The Potato Index: Who’s up, down, and all around after UFC 267

UFC 267 turned out to be just as fun to watch as it looked on paper, and not just because the early start time made watching it with a bunch of donuts slightly less weird. Now a look at who raised and lowered their stock on Saturday in Abu Dhabi.

Glover Teixeira +4200
This delightful motherfucker really went and gave us the feel-good UFC title victory of the year. Goes in there a couple days after his 42nd birthday, wallops Janny B upside the head and then sinks the choke, and now he’s the UFC light heavyweight champ. Anyone still sad that Jon Jones bailed on the division? Because so far it’s been a refreshing change to see some good dudes get their chance with the belt.

Jan Blachowicz -33
Obviously it would be better to win your title fight than to lose it. But if you can’t win it? The next best thing is handling it that well. He just flat out got beat this time. It happens.

Jon Jones -56
You knew he’d have some shit to say no matter how things went. Reveling in Blachowicz’s misfortune on Twitter earned him the predictable responses that all said something along the lines of, ‘fight someone who’s not the mother of your children, bro.’ Only Jones could find a way to look bad in a division he’s not in at a fight card he didn’t compete on.

Petr Yan +518
Goddamn this guy is good at fighting. The more we see of him, the more it seems like the best bet is to get after him early. Because once he settles into a fight as the rounds wear on he starts putting together some Van Damme shit in there and then you’ve basically got no chance. As long as he can maintain his tenuous grasp on the unified rules, he’s got a very good chance to unify that bantamweight title and hold onto it for a good long while.

Cory Sandhagen -47
On paper, this looks like a two-fight losing streak for a dude who seemed like the potential future of the division a year ago. But that just goes to show you that wins and losses don’t always tell you the whole story, since you’ve got to be pretty damn good to even make it that close against a guy like Yan. Sandhagen still probably smokes 90 percent of the division. And he might have to in order to get another title shot soon.

Islam Makhachev +72
It’s starting to seem like pulling out of a fight with this dude is a smart career move. Unless you just really love getting your arm all bent out of shape while Khabib shouts encouragement from three feet away.

Dan Hooker -36
The guy’s got some stones to even take this fight under these circumstances, but that might just be another way of saying he did something dumb and paid for it. This was always going to be a tough style match-up for him. Jumping in there without a full training camp to prepare for it yields predictable results, and now there goes whatever momentum he’d created for himself.

Khamzat Chimaev +117
This dude may have cracked the code for career longevity in this sport. It involves winning quickly and taking basically zero punches in the process. Woe be unto the UFC executive who gets caught looking at his phone during this guy’s fights. Because you know he’s going to notice while he’s picking people up and carrying on a conversation with you at the same time.

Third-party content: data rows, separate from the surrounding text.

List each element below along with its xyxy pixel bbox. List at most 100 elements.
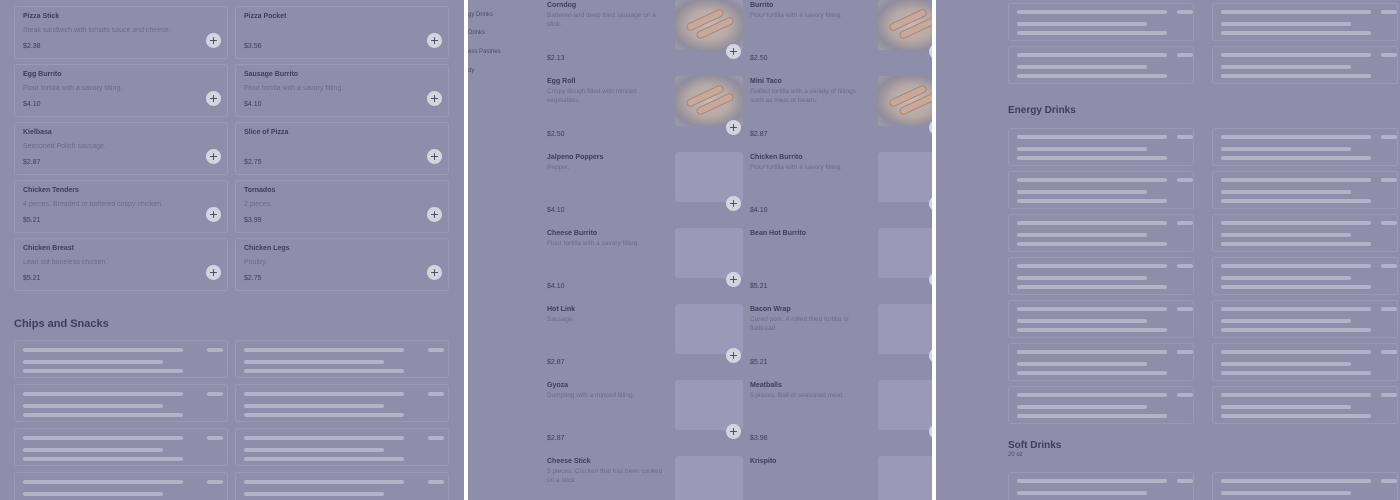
add-to-cart-button[interactable]: + — [206, 207, 221, 222]
menu-item-card[interactable]: Meatballs 5 pieces. Ball of seasoned meat… — [750, 378, 932, 448]
add-to-cart-button[interactable]: + — [206, 265, 221, 280]
plus-icon: + — [208, 92, 219, 105]
menu-item-card[interactable]: Bacon Wrap Cured pork. A rolled filled to… — [750, 302, 932, 372]
skeleton-line — [1381, 135, 1397, 139]
menu-item-card[interactable]: Bean Hot Burrito $5.21 + — [750, 226, 932, 296]
item-price: $2.50 — [547, 131, 565, 138]
skeleton-card — [14, 384, 228, 422]
skeleton-line — [428, 348, 444, 352]
item-image — [675, 76, 743, 126]
add-to-cart-button[interactable]: + — [206, 91, 221, 106]
skeleton-line — [1017, 242, 1167, 246]
skeleton-line — [1221, 328, 1371, 332]
menu-item-card[interactable]: Egg Roll Crispy dough filled with minced … — [547, 74, 743, 144]
menu-item-card[interactable]: Kielbasa Seasoned Polish sausage. $2.87 + — [14, 122, 228, 175]
menu-item-card[interactable]: Burrito Flour tortilla with a savory fill… — [750, 0, 932, 68]
category-nav-drinks[interactable]: Drinks — [468, 30, 485, 36]
menu-item-card[interactable]: Pizza Stick Steak sandwich with tomato sa… — [14, 6, 228, 59]
plus-icon: + — [429, 92, 440, 105]
menu-item-card[interactable]: Chicken Burrito Flour tortilla with a sav… — [750, 150, 932, 220]
skeleton-line — [1177, 264, 1193, 268]
menu-item-card[interactable]: Pizza Pocket $3.56 + — [235, 6, 449, 59]
item-price: $3.56 — [244, 43, 262, 50]
add-to-cart-button[interactable]: + — [929, 348, 932, 363]
add-to-cart-button[interactable]: + — [427, 149, 442, 164]
skeleton-line — [1177, 178, 1193, 182]
skeleton-line — [1381, 221, 1397, 225]
item-description: 4 pieces. Breaded or battered crispy chi… — [23, 201, 164, 208]
skeleton-line — [23, 404, 163, 408]
add-to-cart-button[interactable]: + — [929, 272, 932, 287]
add-to-cart-button[interactable]: + — [929, 196, 932, 211]
add-to-cart-button[interactable]: + — [929, 424, 932, 439]
item-description: Flour tortilla with a savory filling. — [23, 85, 123, 92]
skeleton-line — [1017, 178, 1167, 182]
add-to-cart-button[interactable]: + — [427, 91, 442, 106]
menu-item-card[interactable]: Krispito — [750, 454, 932, 500]
skeleton-line — [23, 436, 183, 440]
menu-item-card[interactable]: Gyoza Dumpling with a minced filling. $2.8… — [547, 378, 743, 448]
menu-item-card[interactable]: Sausage Burrito Flour tortilla with a sav… — [235, 64, 449, 117]
menu-item-card[interactable]: Cheese Burrito Flour tortilla with a savo… — [547, 226, 743, 296]
skeleton-line — [1017, 319, 1147, 323]
add-to-cart-button[interactable]: + — [427, 33, 442, 48]
skeleton-line — [1017, 221, 1167, 225]
item-price: $2.75 — [244, 159, 262, 166]
skeleton-line — [23, 492, 163, 496]
add-to-cart-button[interactable]: + — [726, 196, 741, 211]
menu-item-card[interactable]: Mini Taco Folded tortilla with a variety … — [750, 74, 932, 144]
skeleton-line — [1221, 371, 1371, 375]
plus-icon: + — [728, 349, 739, 362]
menu-item-card[interactable]: Tornados 2 pieces. $3.99 + — [235, 180, 449, 233]
item-image — [878, 304, 932, 354]
menu-item-card[interactable]: Chicken Breast Lean cut boneless chicken.… — [14, 238, 228, 291]
item-name: Hot Link — [547, 306, 575, 313]
category-nav-pastries[interactable]: ess Pastries — [468, 49, 501, 55]
menu-item-card[interactable]: Chicken Tenders 4 pieces. Breaded or batt… — [14, 180, 228, 233]
plus-icon: + — [728, 197, 739, 210]
add-to-cart-button[interactable]: + — [726, 272, 741, 287]
skeleton-line — [244, 448, 384, 452]
skeleton-line — [428, 392, 444, 396]
item-description: Crispy dough filled with minced vegetabl… — [547, 88, 637, 104]
item-name: Corndog — [547, 2, 577, 9]
item-description: Flour tortilla with a savory filling. — [750, 164, 843, 171]
add-to-cart-button[interactable]: + — [726, 44, 741, 59]
menu-item-card[interactable]: Corndog Battered and deep fried sausage o… — [547, 0, 743, 68]
skeleton-line — [1381, 350, 1397, 354]
add-to-cart-button[interactable]: + — [206, 33, 221, 48]
category-nav-energy[interactable]: gy Drinks — [468, 12, 493, 18]
item-name: Jalpeno Poppers — [547, 154, 604, 161]
skeleton-line — [244, 369, 404, 373]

All this Hasbullah shit -208
Near as I can tell the appeal here is: what if angry and violent but small? Which, fine, social media phenomenons have been built on shakier ground than that. But when you’ve got all these fighters treating him like he’s part pet and part mascot, I don’t know, it just gets weird and cloying, man.

Lerone Murphy +95
He had the best finish on the card with that knee to Mr. Finland’s dome, and he seemed pretty confident it would get him a $50,000 bonus. Apparently he forgot how often the UFC acts like prelim fighters aren’t even really eligible for those. Murphy has some legit skills and is worth keeping an eye on.

Referee Vyacheslav Kiselev -171
It’s not just that he was on some ‘if he dies, he dies’ shit in that EZ Dos Santos vs. Benoit Saint Denis fight. It’s also that he stood right there as Saint Denis told him he couldn’t see and his response was essentially: bummer but game on. Then he somehow finds it necessary to deduct a point from Dos Santos for a pretty typical accidental low blow? What a mix of under and overreactions.